Diese Lücke im Betreuungssystem zwingt viele Mütter, länger als geplant zu Hause zu bleiben, oft ohne finanzielle Absicherung. Dies führt zu beruflichen Nachteilen und verstärkt die finanzielle Abhängigkeit.
Geringe Väterbeteiligung in Österreich
Laut Daten des Momentum Instituts nehmen nur rund 16 Prozent der Väter in Österreich mindestens einen Tag Elternkarenz in Anspruch. Mit diesem Wert zählt Österreich zu den Schlusslichtern innerhalb der Europäischen Union, was die Beteiligung von Vätern an der Kinderbetreuung betrifft.
Langfristige finanzielle Folgen für Frauen
Die Initiatorin des Volksbegehrens weist auf die langfristigen Konsequenzen der aktuellen Regelungen hin. Längere Erwerbsunterbrechungen und die häufig darauffolgende Teilzeitarbeit wirken sich direkt auf die Pensionsansprüche von Frauen aus. Dies erhöht das Risiko der Altersarmut erheblich.
„Man muss sich schon fragen, warum so viele gezwungen sind, dafür Umwege zu gehen“, sagt Fleiss.
Sie verweist auf die früher oft genutzte Bildungskarenz, die für viele Mütter eine Möglichkeit war, die Betreuungszeit für ihre Kinder zu verlängern und sich gleichzeitig weiterzubilden. Faire und flexible Modelle seien dringend notwendig, um Familien wirklich abzusichern und finanzielle Nachteile auszugleichen.
Gesellschaftliche Neubewertung von Familien gefordert
Neben den rechtlichen und finanziellen Aspekten fordert Elisa Fleiss auch ein Umdenken in der Gesellschaft. Sie kritisiert, dass Familien und Kinder oft als Belastung wahrgenommen werden, anstatt als wesentlicher Teil des sozialen Fundaments.
„Die Prioritäten sind gesellschaftlich falsch gesetzt.
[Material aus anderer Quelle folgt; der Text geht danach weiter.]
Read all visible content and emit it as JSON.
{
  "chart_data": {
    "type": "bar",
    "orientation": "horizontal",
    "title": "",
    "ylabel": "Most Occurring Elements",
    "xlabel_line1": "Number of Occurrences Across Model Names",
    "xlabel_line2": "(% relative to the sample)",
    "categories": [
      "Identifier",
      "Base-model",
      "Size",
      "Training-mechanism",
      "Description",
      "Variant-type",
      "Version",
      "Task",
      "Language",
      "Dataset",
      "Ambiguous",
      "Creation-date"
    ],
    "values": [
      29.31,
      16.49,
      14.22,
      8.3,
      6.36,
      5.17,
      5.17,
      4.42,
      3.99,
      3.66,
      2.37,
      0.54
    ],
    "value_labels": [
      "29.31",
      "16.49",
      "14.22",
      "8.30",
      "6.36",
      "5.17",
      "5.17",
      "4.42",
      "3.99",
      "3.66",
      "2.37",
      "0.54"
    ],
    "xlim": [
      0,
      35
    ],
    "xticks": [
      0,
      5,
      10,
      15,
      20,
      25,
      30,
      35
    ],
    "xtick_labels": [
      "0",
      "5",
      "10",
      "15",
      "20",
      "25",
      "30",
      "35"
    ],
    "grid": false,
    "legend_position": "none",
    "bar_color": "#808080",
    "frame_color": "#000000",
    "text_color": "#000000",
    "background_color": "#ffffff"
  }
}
Familien und Kinder werden oft als Last gesehen, dabei sind sie das Fundament unserer Gesellschaft“, betont sie. Eine Reform der Karenz sei daher auch ein Signal für eine höhere Wertschätzung von Familienarbeit.
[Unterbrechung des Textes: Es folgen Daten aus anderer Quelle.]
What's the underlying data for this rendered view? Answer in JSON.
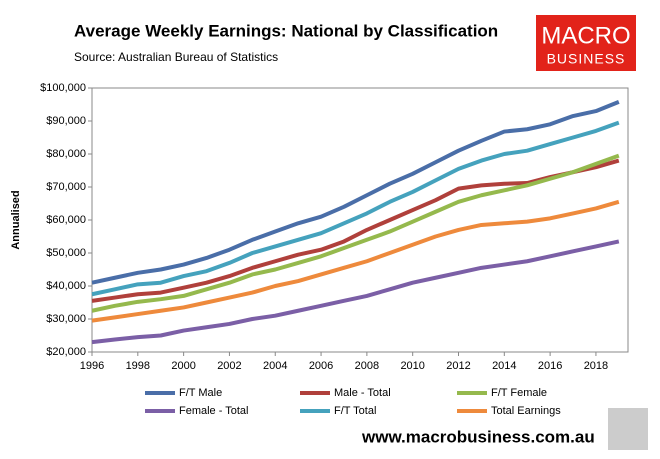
{
  "chart_data": {
    "type": "line",
    "title": "Average Weekly Earnings: National by Classification",
    "subtitle": "Source: Australian Bureau of Statistics",
    "y_label": "Annualised",
    "x": [
      1996,
      1997,
      1998,
      1999,
      2000,
      2001,
      2002,
      2003,
      2004,
      2005,
      2006,
      2007,
      2008,
      2009,
      2010,
      2011,
      2012,
      2013,
      2014,
      2015,
      2016,
      2017,
      2018,
      2019
    ],
    "series": [
      {
        "name": "F/T Male",
        "color": "#4a6ea8",
        "values": [
          41000,
          42500,
          44000,
          45000,
          46500,
          48500,
          51000,
          54000,
          56500,
          59000,
          61000,
          64000,
          67500,
          71000,
          74000,
          77500,
          81000,
          84000,
          86800,
          87500,
          89000,
          91500,
          93000,
          95800
        ]
      },
      {
        "name": "Male - Total",
        "color": "#b0403b",
        "values": [
          35500,
          36500,
          37500,
          38000,
          39500,
          41000,
          43000,
          45500,
          47500,
          49500,
          51000,
          53500,
          57000,
          60000,
          63000,
          66000,
          69500,
          70500,
          71000,
          71200,
          73000,
          74500,
          76000,
          78000
        ]
      },
      {
        "name": "F/T Female",
        "color": "#95b94d",
        "values": [
          32500,
          34000,
          35200,
          36000,
          37000,
          39000,
          41000,
          43500,
          45000,
          47000,
          49000,
          51500,
          54000,
          56500,
          59500,
          62500,
          65500,
          67500,
          69000,
          70500,
          72500,
          74500,
          77000,
          79500
        ]
      },
      {
        "name": "Female - Total",
        "color": "#7b5fa6",
        "values": [
          23000,
          23800,
          24500,
          25000,
          26500,
          27500,
          28500,
          30000,
          31000,
          32500,
          34000,
          35500,
          37000,
          39000,
          41000,
          42500,
          44000,
          45500,
          46500,
          47500,
          49000,
          50500,
          52000,
          53500
        ]
      },
      {
        "name": "F/T Total",
        "color": "#45a2bd",
        "values": [
          37500,
          39000,
          40500,
          41000,
          43000,
          44500,
          47000,
          50000,
          52000,
          54000,
          56000,
          59000,
          62000,
          65500,
          68500,
          72000,
          75500,
          78000,
          80000,
          81000,
          83000,
          85000,
          87000,
          89500
        ]
      },
      {
        "name": "Total Earnings",
        "color": "#ee8a3c",
        "values": [
          29500,
          30500,
          31500,
          32500,
          33500,
          35000,
          36500,
          38000,
          40000,
          41500,
          43500,
          45500,
          47500,
          50000,
          52500,
          55000,
          57000,
          58500,
          59000,
          59500,
          60500,
          62000,
          63500,
          65500
        ]
      }
    ],
    "xlim": [
      1996,
      2019.4
    ],
    "xticks": [
      1996,
      1998,
      2000,
      2002,
      2004,
      2006,
      2008,
      2010,
      2012,
      2014,
      2016,
      2018
    ],
    "ylim": [
      20000,
      100000
    ],
    "yticks": [
      {
        "value": 20000,
        "label": "$20,000"
      },
      {
        "value": 30000,
        "label": "$30,000"
      },
      {
        "value": 40000,
        "label": "$40,000"
      },
      {
        "value": 50000,
        "label": "$50,000"
      },
      {
        "value": 60000,
        "label": "$60,000"
      },
      {
        "value": 70000,
        "label": "$70,000"
      },
      {
        "value": 80000,
        "label": "$80,000"
      },
      {
        "value": 90000,
        "label": "$90,000"
      },
      {
        "value": 100000,
        "label": "$100,000"
      }
    ],
    "grid": false,
    "legend": "bottom"
  },
  "logo": {
    "line1": "MACRO",
    "line2": "BUSINESS"
  },
  "website": "www.macrobusiness.com.au"
}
Die Reaktionen auf ihre Initiative seien gemischt, berichtet Fleiss. Während viele Eltern und Unterstützer das Engagement begrüßen, äußern andere Skepsis gegenüber der Wirksamkeit von Volksbegehren. Fleiss bleibt jedoch optimistisch und verweist auf historische Erfolge: „Auch die 40-Stunden-Woche konnte über ein Volksbegehren durchgesetzt werden.“
Der Weg des Volksbegehrens
Damit das „Karenzbegehren“ erfolgreich ist, muss es mehrere Hürden nehmen. Der Prozess ist klar geregelt:
- Unterstützungserklärungen: Zunächst müssen rund 9.000 Unterstützungserklärungen gesammelt werden, damit das Volksbegehren offiziell eingeleitet wird.
- Unterschriftenphase: Nach der offiziellen Einleitung müssen mindestens 100.000 in Österreich wahlberechtigte Personen das Begehren unterschreiben.
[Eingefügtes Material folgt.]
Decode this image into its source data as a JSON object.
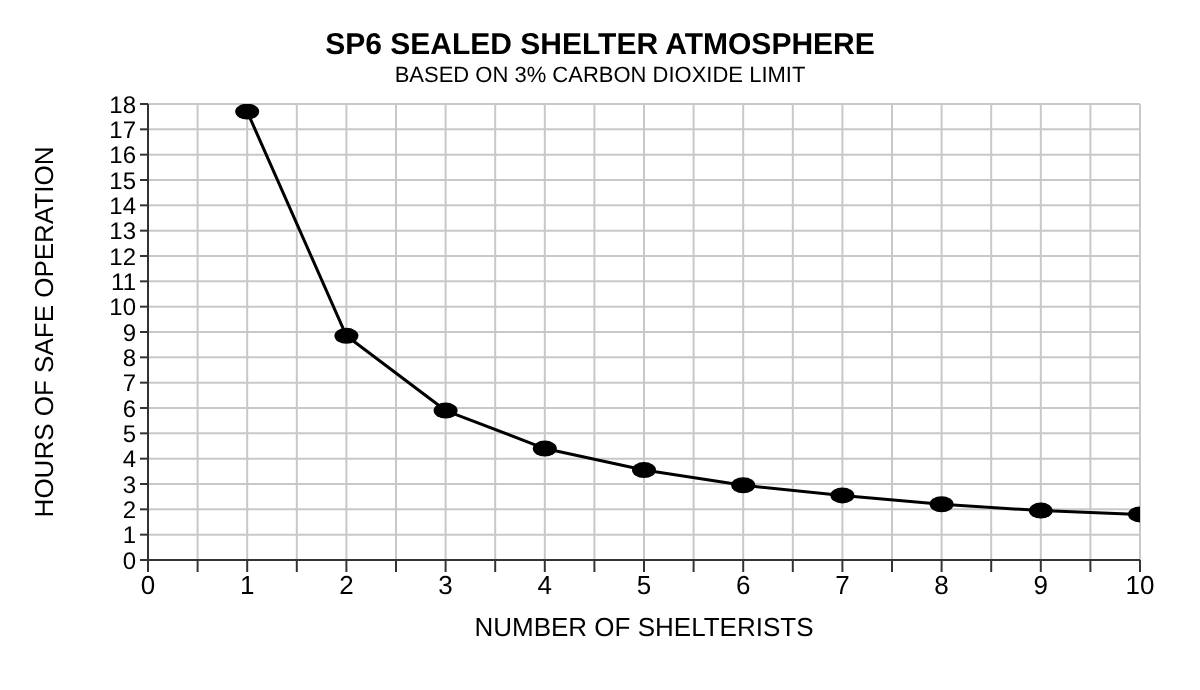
{
  "chart_data": {
    "type": "line",
    "title": "SP6 SEALED SHELTER ATMOSPHERE",
    "subtitle": "BASED ON 3% CARBON DIOXIDE LIMIT",
    "xlabel": "NUMBER OF SHELTERISTS",
    "ylabel": "HOURS  OF SAFE OPERATION",
    "x": [
      1,
      2,
      3,
      4,
      5,
      6,
      7,
      8,
      9,
      10
    ],
    "series": [
      {
        "color": "#000000",
        "values": [
          17.7,
          8.85,
          5.9,
          4.4,
          3.55,
          2.95,
          2.55,
          2.2,
          1.95,
          1.8
        ]
      }
    ],
    "xlim": [
      0,
      10
    ],
    "xticks": [
      0,
      {
        "value": 0.5,
        "label": null
      },
      1,
      {
        "value": 1.5,
        "label": null
      },
      2,
      {
        "value": 2.5,
        "label": null
      },
      3,
      {
        "value": 3.5,
        "label": null
      },
      4,
      {
        "value": 4.5,
        "label": null
      },
      5,
      {
        "value": 5.5,
        "label": null
      },
      6,
      {
        "value": 6.5,
        "label": null
      },
      7,
      {
        "value": 7.5,
        "label": null
      },
      8,
      {
        "value": 8.5,
        "label": null
      },
      9,
      {
        "value": 9.5,
        "label": null
      },
      10
    ],
    "ylim": [
      0,
      18
    ],
    "yticks": [
      0,
      1,
      2,
      3,
      4,
      5,
      6,
      7,
      8,
      9,
      10,
      11,
      12,
      13,
      14,
      15,
      16,
      17,
      18
    ],
    "grid": true,
    "marker": "circle",
    "line_style": "solid"
  }
}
- Behandlung im Nationalrat: Wird die Hürde von 100.000 Unterschriften erreicht, muss sich der Nationalrat mit den Forderungen des Volksbegehrens befassen.
Unterschriften für das Volksbegehren können online über die entsprechende Plattform des Bundes oder persönlich in jedem Gemeindeamt in Österreich geleistet werden.